I have some similar questions and problems stemming from an understanding of catholicity. "Walling in" something that is as ephemeral as faith into structures made of brick and mortar, scripture and doctrine, seems problematic on some level. I think that the afore mentioned can certainly be tools, they cannot be, as a whole, the end of faith experience. At some point, individual revelation needds a voice, a place to be heard and affirmed as a solitary experience and not necessarily as contingent upon the wider whole.
Though Christianity may be "right" if not "superior," posessing in it a final truth, is it possible that that truth is unknowable? And if it is such, how do we rely on anything other than what washes well with our individual experiences?
What makes religion difficult, aside from it being about God (an easily understood and explained phenom), is that it wants to institutionalize the most personal and deep experiences of life. It is not merely a governing system with mores and ethics wrapped up in myth. It is the experience of the Other. How can we possibly enshroud that in any institution?
I ask this question, as I ask all of late, as someone in the ordination track. I plan on working for the institution, and I do not desire to work for something relativist and empty, but one fruitful and deeply committed to the undefinable. Can I have both and hold to a credible faith, on posessed of livable tennents and some sense of the absolute?
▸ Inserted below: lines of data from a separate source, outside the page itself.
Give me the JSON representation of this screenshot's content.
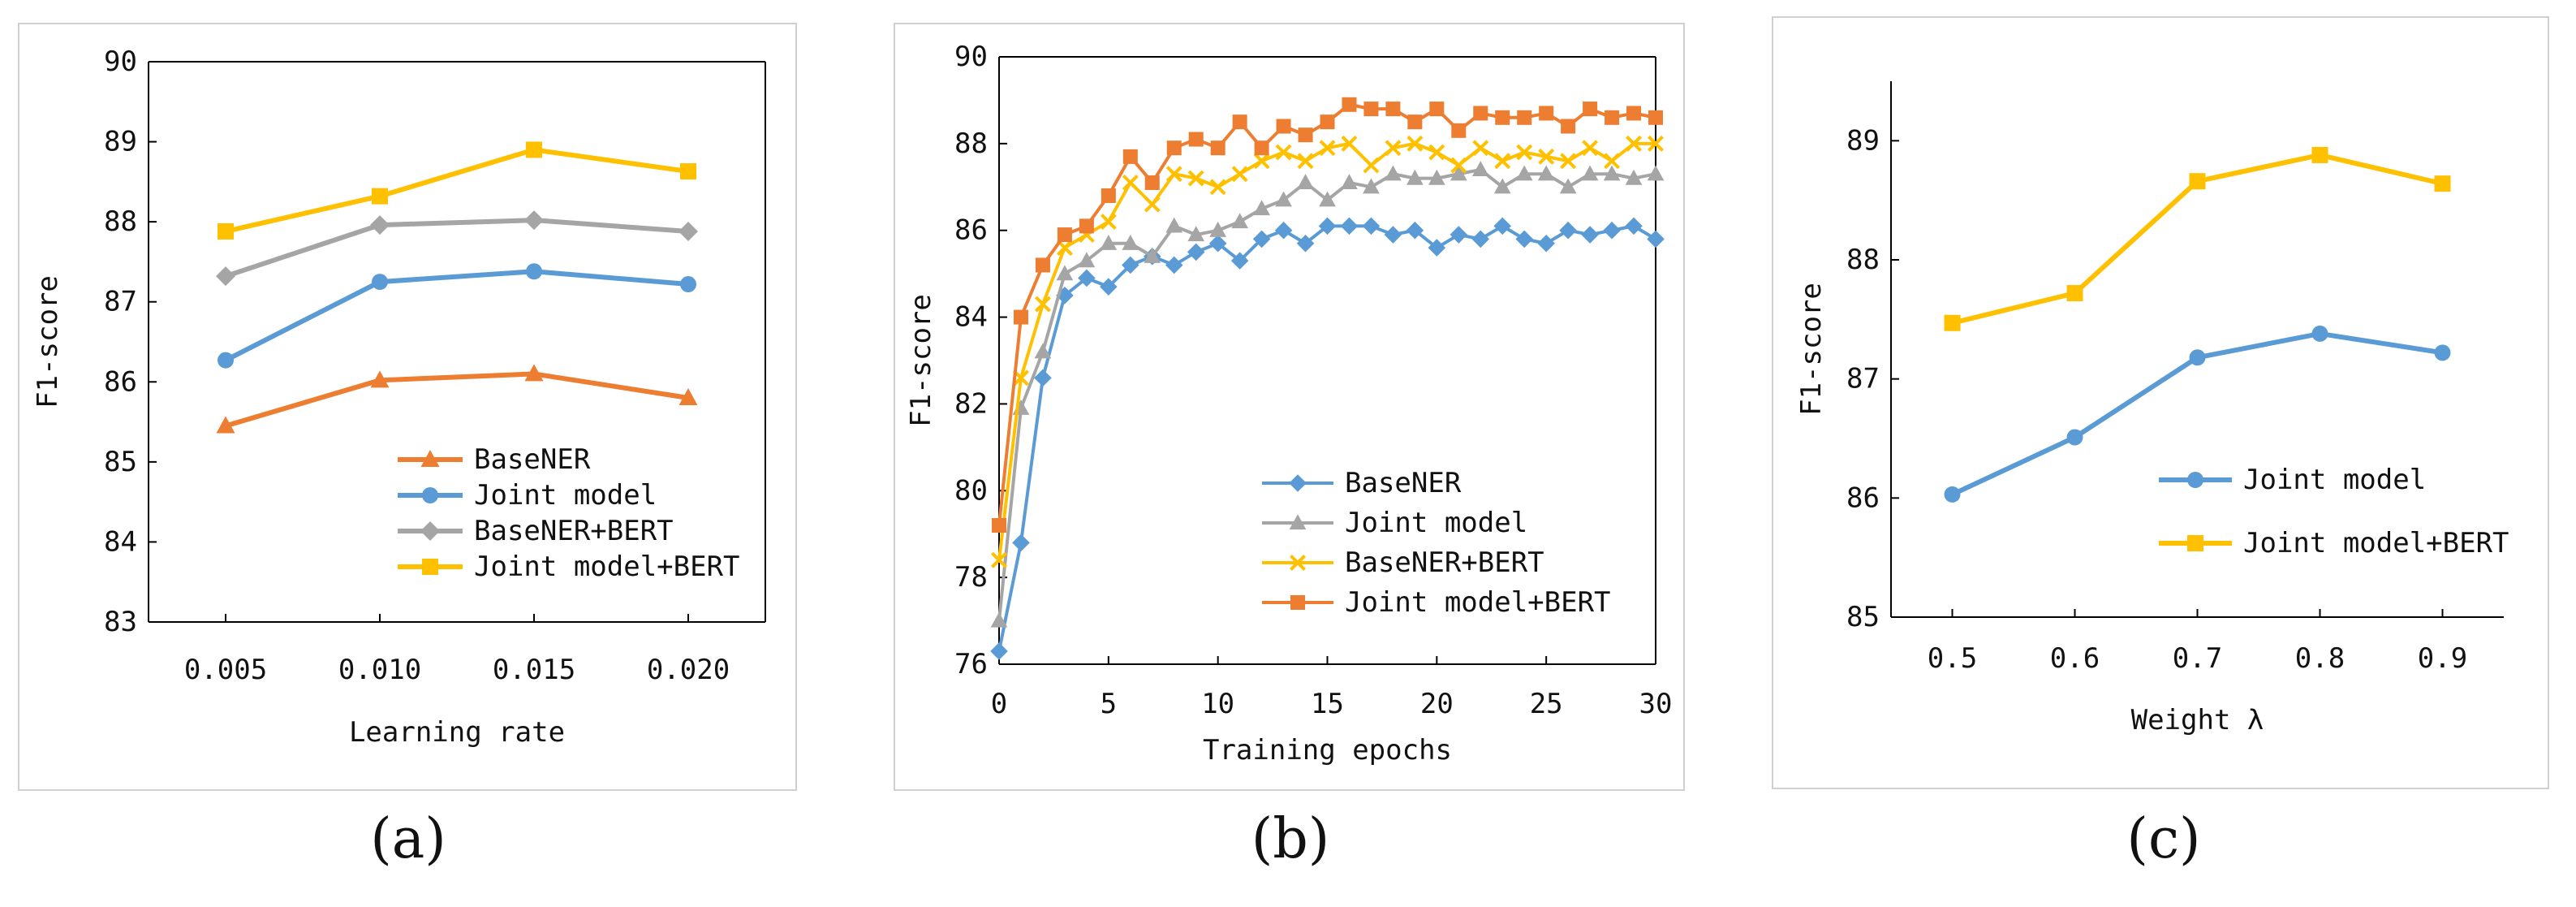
{
  "panel_labels": [
    "(a)",
    "(b)",
    "(c)"
  ],
  "chart_data": [
    {
      "id": "a",
      "type": "line",
      "title": "",
      "xlabel": "Learning rate",
      "ylabel": "F1-score",
      "categories": [
        "0.005",
        "0.010",
        "0.015",
        "0.020"
      ],
      "ylim": [
        83,
        90
      ],
      "yticks": [
        83,
        84,
        85,
        86,
        87,
        88,
        89,
        90
      ],
      "grid": false,
      "legend_position": "bottom-right",
      "series": [
        {
          "name": "BaseNER",
          "marker": "triangle",
          "color": "#ED7D31",
          "values": [
            85.45,
            86.02,
            86.1,
            85.8
          ]
        },
        {
          "name": "Joint model",
          "marker": "circle",
          "color": "#5B9BD5",
          "values": [
            86.27,
            87.25,
            87.38,
            87.22
          ]
        },
        {
          "name": "BaseNER+BERT",
          "marker": "diamond",
          "color": "#A5A5A5",
          "values": [
            87.32,
            87.96,
            88.02,
            87.88
          ]
        },
        {
          "name": "Joint model+BERT",
          "marker": "square",
          "color": "#FFC000",
          "values": [
            87.88,
            88.32,
            88.9,
            88.63
          ]
        }
      ]
    },
    {
      "id": "b",
      "type": "line",
      "title": "",
      "xlabel": "Training epochs",
      "ylabel": "F1-score",
      "x": [
        0,
        1,
        2,
        3,
        4,
        5,
        6,
        7,
        8,
        9,
        10,
        11,
        12,
        13,
        14,
        15,
        16,
        17,
        18,
        19,
        20,
        21,
        22,
        23,
        24,
        25,
        26,
        27,
        28,
        29,
        30
      ],
      "xticks": [
        0,
        5,
        10,
        15,
        20,
        25,
        30
      ],
      "xlim": [
        0,
        30
      ],
      "ylim": [
        76,
        90
      ],
      "yticks": [
        76,
        78,
        80,
        82,
        84,
        86,
        88,
        90
      ],
      "grid": false,
      "legend_position": "bottom-right",
      "series": [
        {
          "name": "BaseNER",
          "marker": "diamond",
          "color": "#5B9BD5",
          "values": [
            76.3,
            78.8,
            82.6,
            84.5,
            84.9,
            84.7,
            85.2,
            85.4,
            85.2,
            85.5,
            85.7,
            85.3,
            85.8,
            86.0,
            85.7,
            86.1,
            86.1,
            86.1,
            85.9,
            86.0,
            85.6,
            85.9,
            85.8,
            86.1,
            85.8,
            85.7,
            86.0,
            85.9,
            86.0,
            86.1,
            85.8
          ]
        },
        {
          "name": "Joint model",
          "marker": "triangle",
          "color": "#A5A5A5",
          "values": [
            77.0,
            81.9,
            83.2,
            85.0,
            85.3,
            85.7,
            85.7,
            85.4,
            86.1,
            85.9,
            86.0,
            86.2,
            86.5,
            86.7,
            87.1,
            86.7,
            87.1,
            87.0,
            87.3,
            87.2,
            87.2,
            87.3,
            87.4,
            87.0,
            87.3,
            87.3,
            87.0,
            87.3,
            87.3,
            87.2,
            87.3
          ]
        },
        {
          "name": "BaseNER+BERT",
          "marker": "x",
          "color": "#FFC000",
          "values": [
            78.4,
            82.6,
            84.3,
            85.6,
            85.9,
            86.2,
            87.1,
            86.6,
            87.3,
            87.2,
            87.0,
            87.3,
            87.6,
            87.8,
            87.6,
            87.9,
            88.0,
            87.5,
            87.9,
            88.0,
            87.8,
            87.5,
            87.9,
            87.6,
            87.8,
            87.7,
            87.6,
            87.9,
            87.6,
            88.0,
            88.0
          ]
        },
        {
          "name": "Joint model+BERT",
          "marker": "square",
          "color": "#ED7D31",
          "values": [
            79.2,
            84.0,
            85.2,
            85.9,
            86.1,
            86.8,
            87.7,
            87.1,
            87.9,
            88.1,
            87.9,
            88.5,
            87.9,
            88.4,
            88.2,
            88.5,
            88.9,
            88.8,
            88.8,
            88.5,
            88.8,
            88.3,
            88.7,
            88.6,
            88.6,
            88.7,
            88.4,
            88.8,
            88.6,
            88.7,
            88.6
          ]
        }
      ]
    },
    {
      "id": "c",
      "type": "line",
      "title": "",
      "xlabel": "Weight λ",
      "ylabel": "F1-score",
      "categories": [
        "0.5",
        "0.6",
        "0.7",
        "0.8",
        "0.9"
      ],
      "ylim": [
        85,
        89.5
      ],
      "yticks": [
        85,
        86,
        87,
        88,
        89
      ],
      "grid": false,
      "legend_position": "bottom-right",
      "series": [
        {
          "name": "Joint model",
          "marker": "circle",
          "color": "#5B9BD5",
          "values": [
            86.03,
            86.51,
            87.18,
            87.38,
            87.22
          ]
        },
        {
          "name": "Joint model+BERT",
          "marker": "square",
          "color": "#FFC000",
          "values": [
            87.47,
            87.72,
            88.66,
            88.88,
            88.64
          ]
        }
      ]
    }
  ]
}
Posted by: Tripp at February 26, 2003 05:35 PMWe can see an example of this in our code we've written so far. In each function's block, we declare variables that hold our data. When each function ends, the variables within are disposed of, and the space they were using is given back to the computer to use. The variables live in the blocks of conditionals and loops we write, but they don't cascade into functions we call, because those aren't sub-blocks, but different sections of code entirely. Every variable we've written has a well-defined lifetime of one function.
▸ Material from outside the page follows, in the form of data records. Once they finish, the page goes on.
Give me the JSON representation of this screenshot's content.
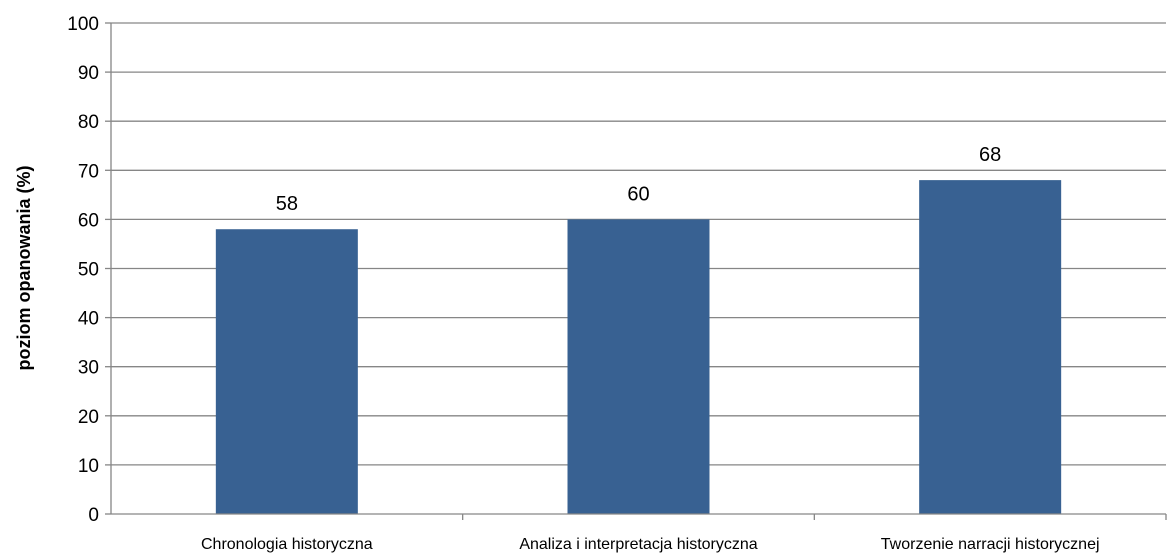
{
  "chart_data": {
    "type": "bar",
    "title": "",
    "xlabel": "",
    "ylabel": "poziom opanowania (%)",
    "categories": [
      "Chronologia historyczna",
      "Analiza i interpretacja historyczna",
      "Tworzenie narracji historycznej"
    ],
    "values": [
      58,
      60,
      68
    ],
    "data_labels": [
      "58",
      "60",
      "68"
    ],
    "ylim": [
      0,
      100
    ],
    "yticks": [
      0,
      10,
      20,
      30,
      40,
      50,
      60,
      70,
      80,
      90,
      100
    ],
    "grid": true,
    "legend": "none",
    "colors": {
      "bar": "#386192",
      "grid": "#868686",
      "axis": "#868686"
    }
  }
}
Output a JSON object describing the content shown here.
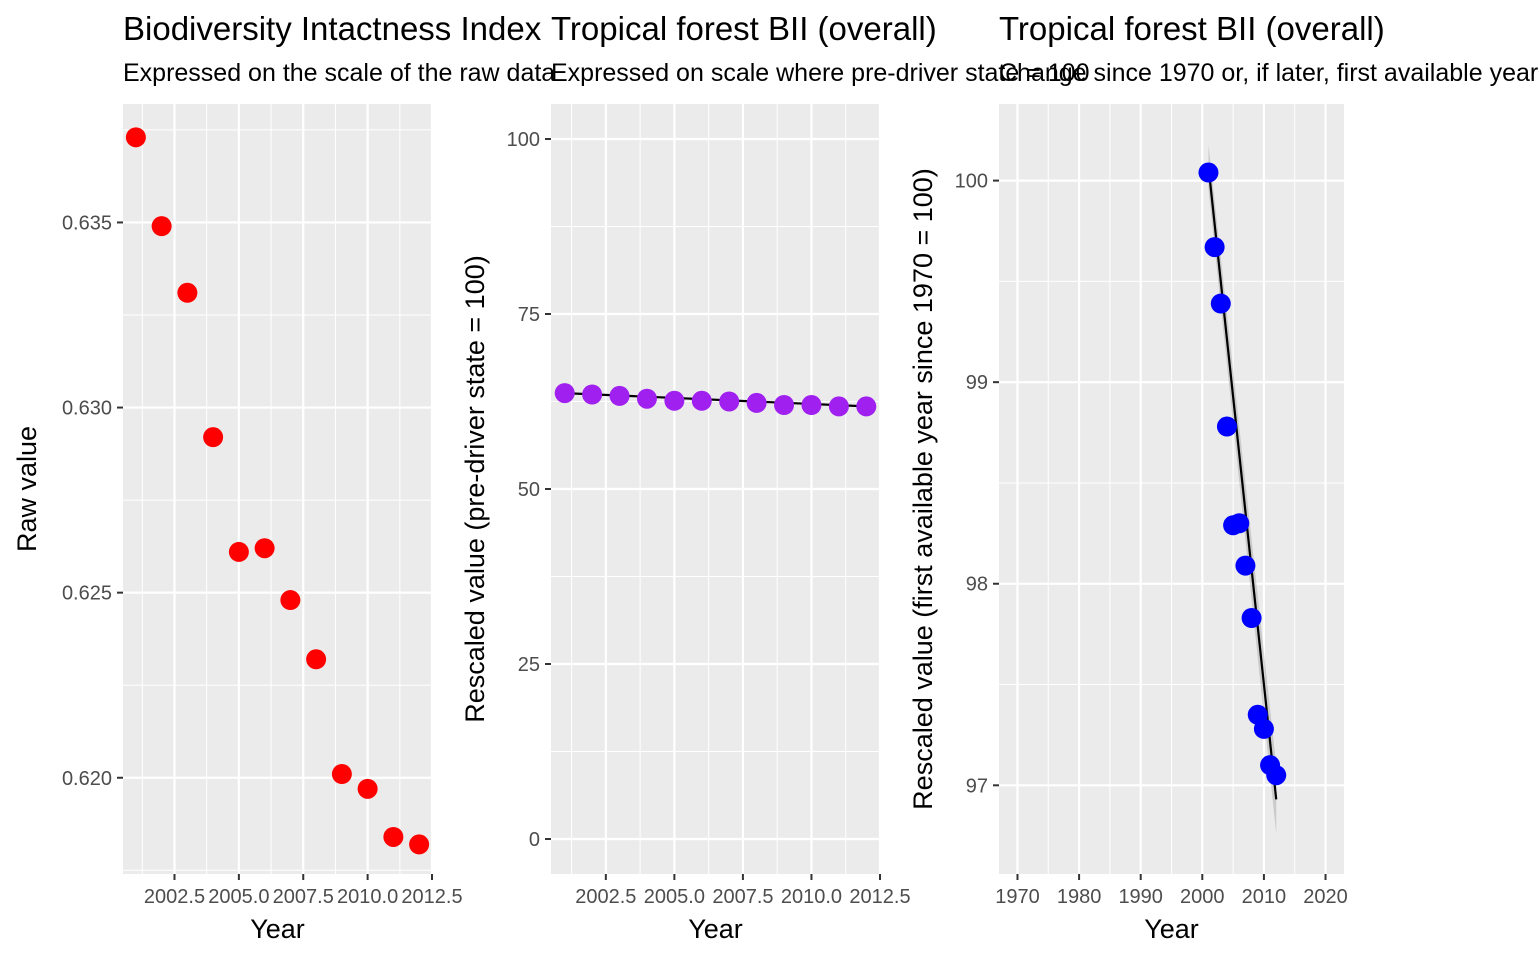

Posted by: Roland at January 12, 2004 11:59 PMWhen the machine compiles your code, however, it does a little bit of translation. At run time, the computer sees nothing but 1s and 0s, which is all the computer ever sees: a continuous string of binary numbers that it can interpret in various ways.
Posted by: Jocatta at January 12, 2004 11:59 PMNote the new asterisks whenever we reference favoriteNumber, except for that new line right before the return.
Posted by: Gregory at January 12, 2004 11:59 PMThe Stack is just what it sounds like: a tower of things that starts at the bottom and builds upward as it goes. In our case, the things in the stack are called "Stack Frames" or just "frames". We start with one stack frame at the very bottom, and we build up from there.
Posted by: Melchior at January 13, 2004 10:03 AMThis is another function provided for dealing with the heap. After you've created some space in the Heap, it's yours until you let go of it. When your program is done using it, you have to explicitly tell the computer that you don't need it anymore or the computer will save it for your future use (or until your program quits, when it knows you won't be needing the memory anymore). The call to simply tells the computer that you had this space, but you're done and the memory can be freed for use by something else later on.
Posted by: Emmett at January 13, 2004 10:04 AMEarlier I mentioned that variables can live in two different places. We're going to examine these two places one at a time, and we're going to start on the more familiar ground, which is called the Stack. Understanding the stack helps us understand the way programs run, and also helps us understand scope a little better.